Et les urnes
Emmanuel Macron vient de vivre l’une des plus intenses séquences de son quinquennat. Récit en coulisses et analyse.
Télétravail pour tout le monde ! À l’Élysée aussi, les ultimes arbitrages de l’allocution du président ce lundi 16 mars se sont faits par visioconférence : avant de s’adresser aux Français, Emmanuel Macron n’a reçu physiquement que les membres, peu nombreux, du Conseil de défense et les présidents des deux assemblées.

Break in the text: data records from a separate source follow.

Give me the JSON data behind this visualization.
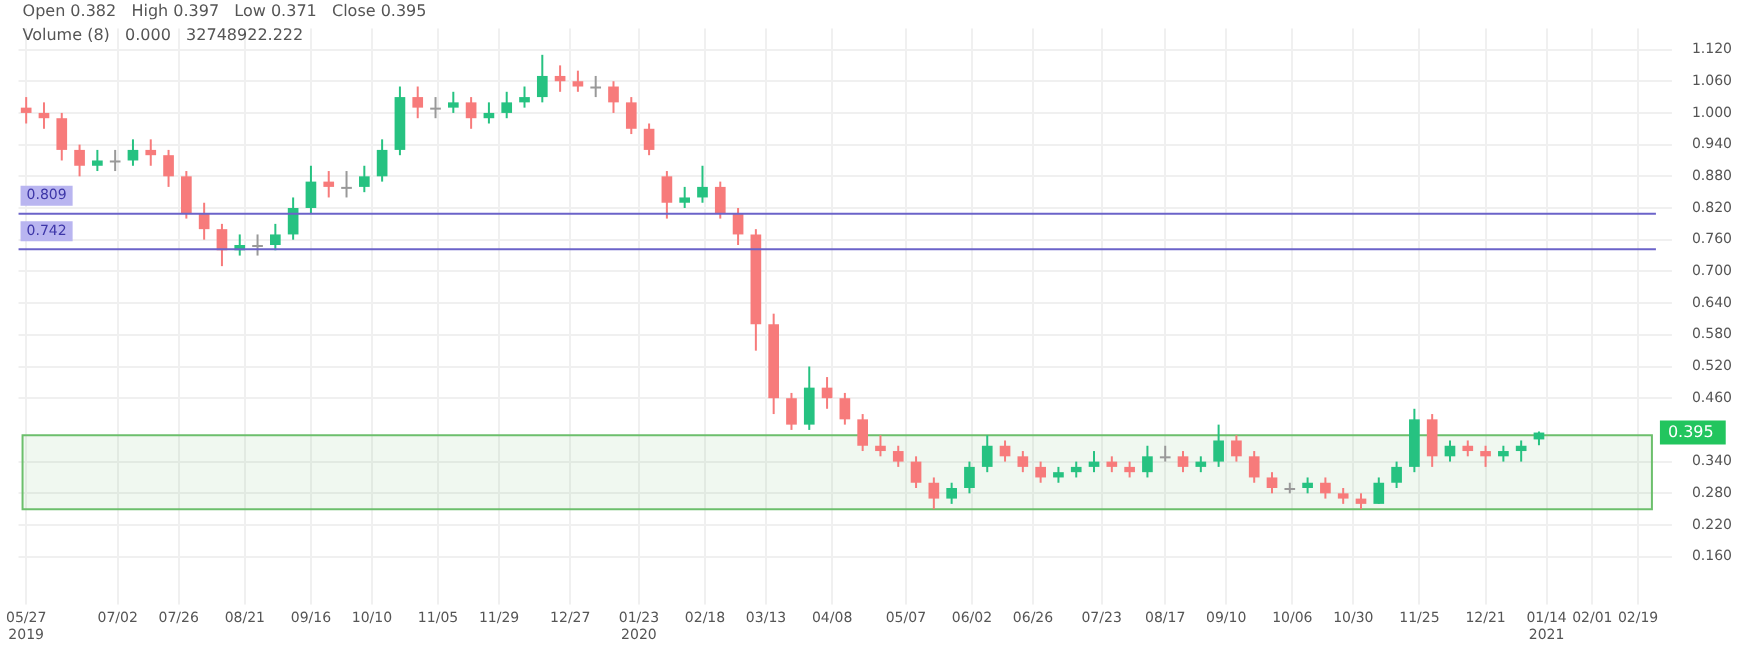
{
  "chart_data": {
    "type": "candlestick",
    "x": [
      "2019-05-27",
      "2019-06-03",
      "2019-06-10",
      "2019-06-17",
      "2019-06-24",
      "2019-07-01",
      "2019-07-08",
      "2019-07-15",
      "2019-07-22",
      "2019-07-29",
      "2019-08-05",
      "2019-08-12",
      "2019-08-19",
      "2019-08-26",
      "2019-09-02",
      "2019-09-09",
      "2019-09-16",
      "2019-09-23",
      "2019-09-30",
      "2019-10-07",
      "2019-10-14",
      "2019-10-21",
      "2019-10-28",
      "2019-11-04",
      "2019-11-11",
      "2019-11-18",
      "2019-11-25",
      "2019-12-02",
      "2019-12-09",
      "2019-12-16",
      "2019-12-23",
      "2019-12-30",
      "2020-01-06",
      "2020-01-13",
      "2020-01-20",
      "2020-01-27",
      "2020-02-03",
      "2020-02-10",
      "2020-02-17",
      "2020-02-24",
      "2020-03-02",
      "2020-03-09",
      "2020-03-16",
      "2020-03-23",
      "2020-03-30",
      "2020-04-06",
      "2020-04-13",
      "2020-04-20",
      "2020-04-27",
      "2020-05-04",
      "2020-05-11",
      "2020-05-18",
      "2020-05-25",
      "2020-06-01",
      "2020-06-08",
      "2020-06-15",
      "2020-06-22",
      "2020-06-29",
      "2020-07-06",
      "2020-07-13",
      "2020-07-20",
      "2020-07-27",
      "2020-08-03",
      "2020-08-10",
      "2020-08-17",
      "2020-08-24",
      "2020-08-31",
      "2020-09-07",
      "2020-09-14",
      "2020-09-21",
      "2020-09-28",
      "2020-10-05",
      "2020-10-12",
      "2020-10-19",
      "2020-10-26",
      "2020-11-02",
      "2020-11-09",
      "2020-11-16",
      "2020-11-23",
      "2020-11-30",
      "2020-12-07",
      "2020-12-14",
      "2020-12-21",
      "2020-12-28",
      "2021-01-04",
      "2021-01-11"
    ],
    "ohlc": [
      [
        1.01,
        1.03,
        0.98,
        1.0
      ],
      [
        1.0,
        1.02,
        0.97,
        0.99
      ],
      [
        0.99,
        1.0,
        0.91,
        0.93
      ],
      [
        0.93,
        0.94,
        0.88,
        0.9
      ],
      [
        0.9,
        0.93,
        0.89,
        0.91
      ],
      [
        0.91,
        0.93,
        0.89,
        0.91
      ],
      [
        0.91,
        0.95,
        0.9,
        0.93
      ],
      [
        0.93,
        0.95,
        0.9,
        0.92
      ],
      [
        0.92,
        0.93,
        0.86,
        0.88
      ],
      [
        0.88,
        0.89,
        0.8,
        0.81
      ],
      [
        0.81,
        0.83,
        0.76,
        0.78
      ],
      [
        0.78,
        0.79,
        0.71,
        0.74
      ],
      [
        0.74,
        0.77,
        0.73,
        0.75
      ],
      [
        0.75,
        0.77,
        0.73,
        0.75
      ],
      [
        0.75,
        0.79,
        0.74,
        0.77
      ],
      [
        0.77,
        0.84,
        0.76,
        0.82
      ],
      [
        0.82,
        0.9,
        0.81,
        0.87
      ],
      [
        0.87,
        0.89,
        0.84,
        0.86
      ],
      [
        0.86,
        0.89,
        0.84,
        0.86
      ],
      [
        0.86,
        0.9,
        0.85,
        0.88
      ],
      [
        0.88,
        0.95,
        0.87,
        0.93
      ],
      [
        0.93,
        1.05,
        0.92,
        1.03
      ],
      [
        1.03,
        1.05,
        0.99,
        1.01
      ],
      [
        1.01,
        1.03,
        0.99,
        1.01
      ],
      [
        1.01,
        1.04,
        1.0,
        1.02
      ],
      [
        1.02,
        1.03,
        0.97,
        0.99
      ],
      [
        0.99,
        1.02,
        0.98,
        1.0
      ],
      [
        1.0,
        1.04,
        0.99,
        1.02
      ],
      [
        1.02,
        1.05,
        1.01,
        1.03
      ],
      [
        1.03,
        1.11,
        1.02,
        1.07
      ],
      [
        1.07,
        1.09,
        1.04,
        1.06
      ],
      [
        1.06,
        1.08,
        1.04,
        1.05
      ],
      [
        1.05,
        1.07,
        1.03,
        1.05
      ],
      [
        1.05,
        1.06,
        1.0,
        1.02
      ],
      [
        1.02,
        1.03,
        0.96,
        0.97
      ],
      [
        0.97,
        0.98,
        0.92,
        0.93
      ],
      [
        0.88,
        0.89,
        0.8,
        0.83
      ],
      [
        0.83,
        0.86,
        0.82,
        0.84
      ],
      [
        0.84,
        0.9,
        0.83,
        0.86
      ],
      [
        0.86,
        0.87,
        0.8,
        0.81
      ],
      [
        0.81,
        0.82,
        0.75,
        0.77
      ],
      [
        0.77,
        0.78,
        0.55,
        0.6
      ],
      [
        0.6,
        0.62,
        0.43,
        0.46
      ],
      [
        0.46,
        0.47,
        0.4,
        0.41
      ],
      [
        0.41,
        0.52,
        0.4,
        0.48
      ],
      [
        0.48,
        0.5,
        0.44,
        0.46
      ],
      [
        0.46,
        0.47,
        0.41,
        0.42
      ],
      [
        0.42,
        0.43,
        0.36,
        0.37
      ],
      [
        0.37,
        0.39,
        0.35,
        0.36
      ],
      [
        0.36,
        0.37,
        0.33,
        0.34
      ],
      [
        0.34,
        0.35,
        0.29,
        0.3
      ],
      [
        0.3,
        0.31,
        0.25,
        0.27
      ],
      [
        0.27,
        0.3,
        0.26,
        0.29
      ],
      [
        0.29,
        0.34,
        0.28,
        0.33
      ],
      [
        0.33,
        0.39,
        0.32,
        0.37
      ],
      [
        0.37,
        0.38,
        0.34,
        0.35
      ],
      [
        0.35,
        0.36,
        0.32,
        0.33
      ],
      [
        0.33,
        0.34,
        0.3,
        0.31
      ],
      [
        0.31,
        0.33,
        0.3,
        0.32
      ],
      [
        0.32,
        0.34,
        0.31,
        0.33
      ],
      [
        0.33,
        0.36,
        0.32,
        0.34
      ],
      [
        0.34,
        0.35,
        0.32,
        0.33
      ],
      [
        0.33,
        0.34,
        0.31,
        0.32
      ],
      [
        0.32,
        0.37,
        0.31,
        0.35
      ],
      [
        0.35,
        0.37,
        0.34,
        0.35
      ],
      [
        0.35,
        0.36,
        0.32,
        0.33
      ],
      [
        0.33,
        0.35,
        0.32,
        0.34
      ],
      [
        0.34,
        0.41,
        0.33,
        0.38
      ],
      [
        0.38,
        0.39,
        0.34,
        0.35
      ],
      [
        0.35,
        0.36,
        0.3,
        0.31
      ],
      [
        0.31,
        0.32,
        0.28,
        0.29
      ],
      [
        0.29,
        0.3,
        0.28,
        0.29
      ],
      [
        0.29,
        0.31,
        0.28,
        0.3
      ],
      [
        0.3,
        0.31,
        0.27,
        0.28
      ],
      [
        0.28,
        0.29,
        0.26,
        0.27
      ],
      [
        0.27,
        0.28,
        0.25,
        0.26
      ],
      [
        0.26,
        0.31,
        0.26,
        0.3
      ],
      [
        0.3,
        0.34,
        0.29,
        0.33
      ],
      [
        0.33,
        0.44,
        0.32,
        0.42
      ],
      [
        0.42,
        0.43,
        0.33,
        0.35
      ],
      [
        0.35,
        0.38,
        0.34,
        0.37
      ],
      [
        0.37,
        0.38,
        0.35,
        0.36
      ],
      [
        0.36,
        0.37,
        0.33,
        0.35
      ],
      [
        0.35,
        0.37,
        0.34,
        0.36
      ],
      [
        0.36,
        0.38,
        0.34,
        0.37
      ],
      [
        0.382,
        0.397,
        0.371,
        0.395
      ]
    ],
    "colors": [
      "#f77b7b",
      "#f77b7b",
      "#f77b7b",
      "#f77b7b",
      "#26c281",
      "#999999",
      "#26c281",
      "#f77b7b",
      "#f77b7b",
      "#f77b7b",
      "#f77b7b",
      "#f77b7b",
      "#26c281",
      "#999999",
      "#26c281",
      "#26c281",
      "#26c281",
      "#f77b7b",
      "#999999",
      "#26c281",
      "#26c281",
      "#26c281",
      "#f77b7b",
      "#999999",
      "#26c281",
      "#f77b7b",
      "#26c281",
      "#26c281",
      "#26c281",
      "#26c281",
      "#f77b7b",
      "#f77b7b",
      "#999999",
      "#f77b7b",
      "#f77b7b",
      "#f77b7b",
      "#f77b7b",
      "#26c281",
      "#26c281",
      "#f77b7b",
      "#f77b7b",
      "#f77b7b",
      "#f77b7b",
      "#f77b7b",
      "#26c281",
      "#f77b7b",
      "#f77b7b",
      "#f77b7b",
      "#f77b7b",
      "#f77b7b",
      "#f77b7b",
      "#f77b7b",
      "#26c281",
      "#26c281",
      "#26c281",
      "#f77b7b",
      "#f77b7b",
      "#f77b7b",
      "#26c281",
      "#26c281",
      "#26c281",
      "#f77b7b",
      "#f77b7b",
      "#26c281",
      "#999999",
      "#f77b7b",
      "#26c281",
      "#26c281",
      "#f77b7b",
      "#f77b7b",
      "#f77b7b",
      "#999999",
      "#26c281",
      "#f77b7b",
      "#f77b7b",
      "#f77b7b",
      "#26c281",
      "#26c281",
      "#26c281",
      "#f77b7b",
      "#26c281",
      "#f77b7b",
      "#f77b7b",
      "#26c281",
      "#26c281",
      "#26c281"
    ],
    "xlim": [
      "2019-05-24",
      "2021-02-26"
    ],
    "xticks": [
      {
        "value": "2019-05-27",
        "label": "05/27 2019"
      },
      {
        "value": "2019-07-02",
        "label": "07/02"
      },
      {
        "value": "2019-07-26",
        "label": "07/26"
      },
      {
        "value": "2019-08-21",
        "label": "08/21"
      },
      {
        "value": "2019-09-16",
        "label": "09/16"
      },
      {
        "value": "2019-10-10",
        "label": "10/10"
      },
      {
        "value": "2019-11-05",
        "label": "11/05"
      },
      {
        "value": "2019-11-29",
        "label": "11/29"
      },
      {
        "value": "2019-12-27",
        "label": "12/27"
      },
      {
        "value": "2020-01-23",
        "label": "01/23 2020"
      },
      {
        "value": "2020-02-18",
        "label": "02/18"
      },
      {
        "value": "2020-03-13",
        "label": "03/13"
      },
      {
        "value": "2020-04-08",
        "label": "04/08"
      },
      {
        "value": "2020-05-07",
        "label": "05/07"
      },
      {
        "value": "2020-06-02",
        "label": "06/02"
      },
      {
        "value": "2020-06-26",
        "label": "06/26"
      },
      {
        "value": "2020-07-23",
        "label": "07/23"
      },
      {
        "value": "2020-08-17",
        "label": "08/17"
      },
      {
        "value": "2020-09-10",
        "label": "09/10"
      },
      {
        "value": "2020-10-06",
        "label": "10/06"
      },
      {
        "value": "2020-10-30",
        "label": "10/30"
      },
      {
        "value": "2020-11-25",
        "label": "11/25"
      },
      {
        "value": "2020-12-21",
        "label": "12/21"
      },
      {
        "value": "2021-01-14",
        "label": "01/14 2021"
      },
      {
        "value": "2021-02-01",
        "label": "02/01"
      },
      {
        "value": "2021-02-19",
        "label": "02/19"
      }
    ],
    "ylim": [
      0.1,
      1.16
    ],
    "yticks": [
      {
        "value": 0.16,
        "label": "0.160"
      },
      {
        "value": 0.22,
        "label": "0.220"
      },
      {
        "value": 0.28,
        "label": "0.280"
      },
      {
        "value": 0.34,
        "label": "0.340"
      },
      {
        "value": 0.46,
        "label": "0.460"
      },
      {
        "value": 0.52,
        "label": "0.520"
      },
      {
        "value": 0.58,
        "label": "0.580"
      },
      {
        "value": 0.64,
        "label": "0.640"
      },
      {
        "value": 0.7,
        "label": "0.700"
      },
      {
        "value": 0.76,
        "label": "0.760"
      },
      {
        "value": 0.82,
        "label": "0.820"
      },
      {
        "value": 0.88,
        "label": "0.880"
      },
      {
        "value": 0.94,
        "label": "0.940"
      },
      {
        "value": 1.0,
        "label": "1.000"
      },
      {
        "value": 1.06,
        "label": "1.060"
      },
      {
        "value": 1.12,
        "label": "1.120"
      }
    ],
    "ref_lines": [
      {
        "axis": "y",
        "value": 0.809,
        "label": "0.809",
        "color": "#6b63c9"
      },
      {
        "axis": "y",
        "value": 0.742,
        "label": "0.742",
        "color": "#6b63c9"
      }
    ],
    "bands": [
      {
        "axis": "y",
        "from": 0.25,
        "to": 0.39,
        "color": "#6cbf6c"
      }
    ],
    "annotations": [
      "Open 0.382   High 0.397   Low 0.371   Close 0.395",
      "Volume (8)   0.000   32748922.222",
      {
        "text": "0.395",
        "y": 0.395
      }
    ],
    "grid": true,
    "legend": false
  }
}
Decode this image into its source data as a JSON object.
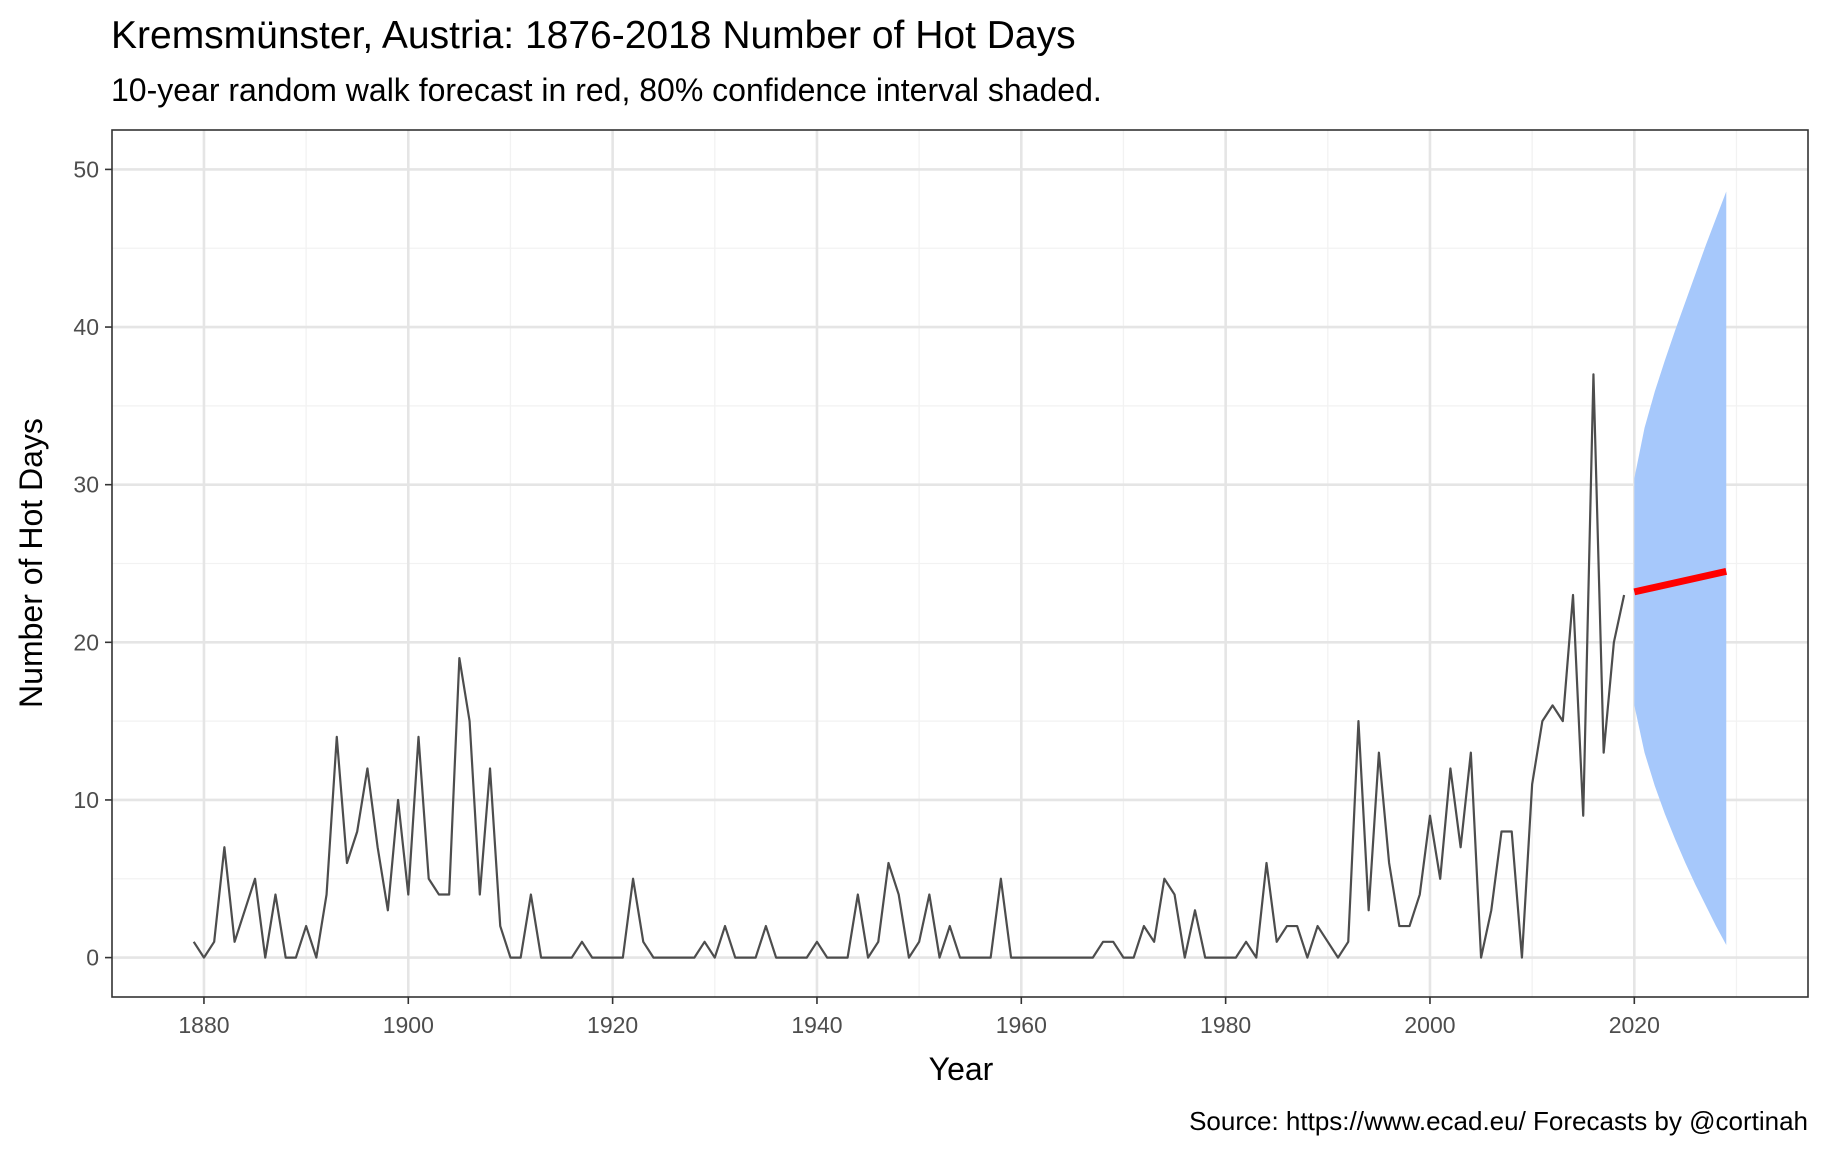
{
  "colors": {
    "observed_line": "#4d4d4d",
    "forecast_line": "#ff0000",
    "interval_fill": "#a6c8fb",
    "grid_major": "#e5e5e5",
    "grid_minor": "#f2f2f2",
    "panel_border": "#333333"
  },
  "chart_data": {
    "type": "line",
    "title": "Kremsmünster, Austria: 1876-2018 Number of Hot Days",
    "subtitle": "10-year random walk forecast in red, 80% confidence interval shaded.",
    "caption": "Source: https://www.ecad.eu/ Forecasts by @cortinah",
    "xlabel": "Year",
    "ylabel": "Number of Hot Days",
    "xlim": [
      1871,
      2037
    ],
    "ylim": [
      -2.5,
      52.5
    ],
    "xticks": [
      1880,
      1900,
      1920,
      1940,
      1960,
      1980,
      2000,
      2020
    ],
    "yticks": [
      0,
      10,
      20,
      30,
      40,
      50
    ],
    "grid": true,
    "legend": "none",
    "series": [
      {
        "role": "observed",
        "x": [
          1879,
          1880,
          1881,
          1882,
          1883,
          1884,
          1885,
          1886,
          1887,
          1888,
          1889,
          1890,
          1891,
          1892,
          1893,
          1894,
          1895,
          1896,
          1897,
          1898,
          1899,
          1900,
          1901,
          1902,
          1903,
          1904,
          1905,
          1906,
          1907,
          1908,
          1909,
          1910,
          1911,
          1912,
          1913,
          1914,
          1915,
          1916,
          1917,
          1918,
          1919,
          1920,
          1921,
          1922,
          1923,
          1924,
          1925,
          1926,
          1927,
          1928,
          1929,
          1930,
          1931,
          1932,
          1933,
          1934,
          1935,
          1936,
          1937,
          1938,
          1939,
          1940,
          1941,
          1942,
          1943,
          1944,
          1945,
          1946,
          1947,
          1948,
          1949,
          1950,
          1951,
          1952,
          1953,
          1954,
          1955,
          1956,
          1957,
          1958,
          1959,
          1960,
          1961,
          1962,
          1963,
          1964,
          1965,
          1966,
          1967,
          1968,
          1969,
          1970,
          1971,
          1972,
          1973,
          1974,
          1975,
          1976,
          1977,
          1978,
          1979,
          1980,
          1981,
          1982,
          1983,
          1984,
          1985,
          1986,
          1987,
          1988,
          1989,
          1990,
          1991,
          1992,
          1993,
          1994,
          1995,
          1996,
          1997,
          1998,
          1999,
          2000,
          2001,
          2002,
          2003,
          2004,
          2005,
          2006,
          2007,
          2008,
          2009,
          2010,
          2011,
          2012,
          2013,
          2014,
          2015,
          2016,
          2017,
          2018,
          2019
        ],
        "values": [
          1,
          0,
          1,
          7,
          1,
          3,
          5,
          0,
          4,
          0,
          0,
          2,
          0,
          4,
          14,
          6,
          8,
          12,
          7,
          3,
          10,
          4,
          14,
          5,
          4,
          4,
          19,
          15,
          4,
          12,
          2,
          0,
          0,
          4,
          0,
          0,
          0,
          0,
          1,
          0,
          0,
          0,
          0,
          5,
          1,
          0,
          0,
          0,
          0,
          0,
          1,
          0,
          2,
          0,
          0,
          0,
          2,
          0,
          0,
          0,
          0,
          1,
          0,
          0,
          0,
          4,
          0,
          1,
          6,
          4,
          0,
          1,
          4,
          0,
          2,
          0,
          0,
          0,
          0,
          5,
          0,
          0,
          0,
          0,
          0,
          0,
          0,
          0,
          0,
          1,
          1,
          0,
          0,
          2,
          1,
          5,
          4,
          0,
          3,
          0,
          0,
          0,
          0,
          1,
          0,
          6,
          1,
          2,
          2,
          0,
          2,
          1,
          0,
          1,
          15,
          3,
          13,
          6,
          2,
          2,
          4,
          9,
          5,
          12,
          7,
          13,
          0,
          3,
          8,
          8,
          0,
          11,
          15,
          16,
          15,
          23,
          9,
          37,
          13,
          20,
          23
        ]
      },
      {
        "role": "forecast",
        "x": [
          2020,
          2029
        ],
        "values": [
          23.2,
          24.5
        ]
      },
      {
        "role": "interval_80",
        "x": [
          2020,
          2021,
          2022,
          2023,
          2024,
          2025,
          2026,
          2027,
          2028,
          2029
        ],
        "lower": [
          16.0,
          13.0,
          10.9,
          9.1,
          7.5,
          6.0,
          4.6,
          3.3,
          2.0,
          0.8
        ],
        "upper": [
          30.4,
          33.6,
          35.9,
          37.9,
          39.8,
          41.6,
          43.4,
          45.2,
          46.9,
          48.6
        ]
      }
    ]
  }
}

Quelques heures avant l’annonce d’un confinement strict de la population, la présidence de la République et les membres du gouvernement sont entrés eux aussi en quarantaine. « Nous avons reçu des codes pour communiquer via Orange Business et des consignes strictes, confie un conseiller ministériel. On est informé en même temps que le grand public, c’est une ambiance bizarre… L’Élysée se bunkérise. » Las, le premier Conseil des ministres en visioconférence a « buggé ».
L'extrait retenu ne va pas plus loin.